Wir dagegen halten arroganterweise vieles für selbstverständlich: Dass der Partner zu uns hält, durch Höhen und Tiefen mit uns geht, wir uns wohl und geborgen fühlen und in der Beziehung einfach wir selbst sein können. All das wird von unserer Idealvorstellung in den Schatten gestellt, vor allem in Krisenzeiten. Durch das Streben nach Besser, Toller und Unkomplizierter realisieren wir nicht, wie glücklich wir uns eigentlich schätzen sollten und geben letztendlich sogar die eine Beziehung auf, die ganz nah an unser Ideal herankommt.

[Außerdem auf ze.tt: Anna möchte keinen Freund!]

Anstatt zufrieden zu sein, einfach zu genießen, das Leben mit einem anderen Menschen teilen zu können, grätschen wir uns regelmäßig selbst ins Spiel. Wollen wir einfach nicht glücklich sein? Aus unseren Fehlern lernen? Wieso lassen wir sonst immer wieder zu, dass Argwohn und Zweifel Überhand nehmen? Das Positive in den Schatten stellen?

Selbstverständlich ist es schwer, negative Umwelteinflüsse von einer Beziehung fern zu halten und unsere Gefühlslage dadurch nicht trüben zu lassen. Umso mehr sollten wir uns bewusst machen, dass Gefühle und Gedanken nur Momentaufnahmen sind, die von Tag zu Tag variieren, und allen voran nicht zu einem Trugschluss über den Partner oder die Beziehung führen sollten.
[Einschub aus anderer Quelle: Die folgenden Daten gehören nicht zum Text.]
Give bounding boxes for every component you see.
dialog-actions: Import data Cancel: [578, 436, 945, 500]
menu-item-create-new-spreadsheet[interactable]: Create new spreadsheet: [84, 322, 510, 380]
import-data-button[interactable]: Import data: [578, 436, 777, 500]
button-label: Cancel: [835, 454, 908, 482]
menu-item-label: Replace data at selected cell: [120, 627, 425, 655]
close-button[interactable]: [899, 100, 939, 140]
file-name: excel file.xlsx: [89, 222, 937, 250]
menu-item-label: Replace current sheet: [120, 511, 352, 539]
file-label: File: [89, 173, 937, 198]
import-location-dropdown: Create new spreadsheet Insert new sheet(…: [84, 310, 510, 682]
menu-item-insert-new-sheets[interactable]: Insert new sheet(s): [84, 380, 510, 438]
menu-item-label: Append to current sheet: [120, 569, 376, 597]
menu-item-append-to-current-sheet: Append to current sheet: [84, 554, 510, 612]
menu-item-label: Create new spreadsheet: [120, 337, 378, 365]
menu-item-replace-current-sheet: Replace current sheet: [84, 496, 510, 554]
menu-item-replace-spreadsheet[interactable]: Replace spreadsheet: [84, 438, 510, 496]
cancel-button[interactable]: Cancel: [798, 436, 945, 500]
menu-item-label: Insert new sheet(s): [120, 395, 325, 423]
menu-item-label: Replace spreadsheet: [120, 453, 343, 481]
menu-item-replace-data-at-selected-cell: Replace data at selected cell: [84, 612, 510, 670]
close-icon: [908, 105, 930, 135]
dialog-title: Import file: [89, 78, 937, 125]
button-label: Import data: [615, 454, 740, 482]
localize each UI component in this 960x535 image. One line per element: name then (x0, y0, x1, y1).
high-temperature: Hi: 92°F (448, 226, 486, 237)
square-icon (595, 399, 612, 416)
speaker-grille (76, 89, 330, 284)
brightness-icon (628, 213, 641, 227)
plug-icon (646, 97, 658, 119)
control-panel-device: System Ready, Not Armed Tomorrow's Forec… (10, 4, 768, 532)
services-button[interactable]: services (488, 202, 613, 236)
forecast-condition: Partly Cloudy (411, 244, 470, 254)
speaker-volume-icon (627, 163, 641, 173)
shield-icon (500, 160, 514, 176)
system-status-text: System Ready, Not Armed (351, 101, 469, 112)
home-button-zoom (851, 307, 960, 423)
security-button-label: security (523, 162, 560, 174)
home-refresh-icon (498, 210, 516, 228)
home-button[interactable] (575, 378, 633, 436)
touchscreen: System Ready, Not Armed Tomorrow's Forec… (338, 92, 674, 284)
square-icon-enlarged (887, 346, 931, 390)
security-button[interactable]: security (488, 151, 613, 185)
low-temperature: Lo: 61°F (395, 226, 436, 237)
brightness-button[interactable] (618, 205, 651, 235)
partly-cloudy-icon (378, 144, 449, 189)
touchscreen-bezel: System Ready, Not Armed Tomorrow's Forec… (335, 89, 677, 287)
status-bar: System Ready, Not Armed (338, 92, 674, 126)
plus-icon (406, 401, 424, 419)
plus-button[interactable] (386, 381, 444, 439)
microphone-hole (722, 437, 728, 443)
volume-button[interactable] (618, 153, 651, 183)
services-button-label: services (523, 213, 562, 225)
Ist meine Generation noch zu retten?

Doch genau an diesem Punkt machen die meisten Paare den großen Fehler, dass sie den Ursprung allen Übels in der Beziehung und eine Trennung als einzigen Ausweg sehen. Dass dabei das Übel in ihrer eigenen Einstellung steckt und die Beziehung nur der Kollateralschaden ihres Irrtums ist, erkennen sie nicht. Das sind letztendlich auch diejenigen Paare, die sich trennen, ohne einen nachweislichen Grund zu haben – ohne es eigentlich zu wollen.

Das Allerschlimmste ist jedoch, dass wir aus Arroganz und Selbstüberschätzung glauben, über all dem zu stehen. Liebe in ihrer hingebungsvollen, aufopfernden Form nicht nötig zu haben und anstatt dafür zu kämpfen, lieber nach Ausreden suchen: „Das war Schicksal, es sollte nicht sein.“ oder „Sie war einfach nicht die Richtige“.

[Außerdem bei ze.tt: Wenn er sein Netflix-Passwort rausrückt, weißt du, dass es Liebe ist]

Wir wollen nicht wahrhaben, dass wir Tag für Tag eigenhändig an unserem Teufelsrad drehen und damit jeder Studie über Beziehungslegasthenie die nötige Grundlage schaffen. Jeder ist bekanntlich seines eigenen Schicksals Schmied und dieses Dilemma ist definitiv uns zuzuschreiben.

Sind wir noch zu retten? Ja, sind wir. Aber von nichts kommt nichts. Wer das erkennt, aber nichts ändert, wird sein Leben lang auf Sparflamme lieben. Um sie lodern zu lassen, müssen wir akzeptieren, dass wir nicht wissen können, was die Zukunft für uns bereithält. Nur so haben wir die Chance auf bedingungslose, existenzielle Liebe ohne Verfallsdatum, auf Händchen halten und Enten füttern.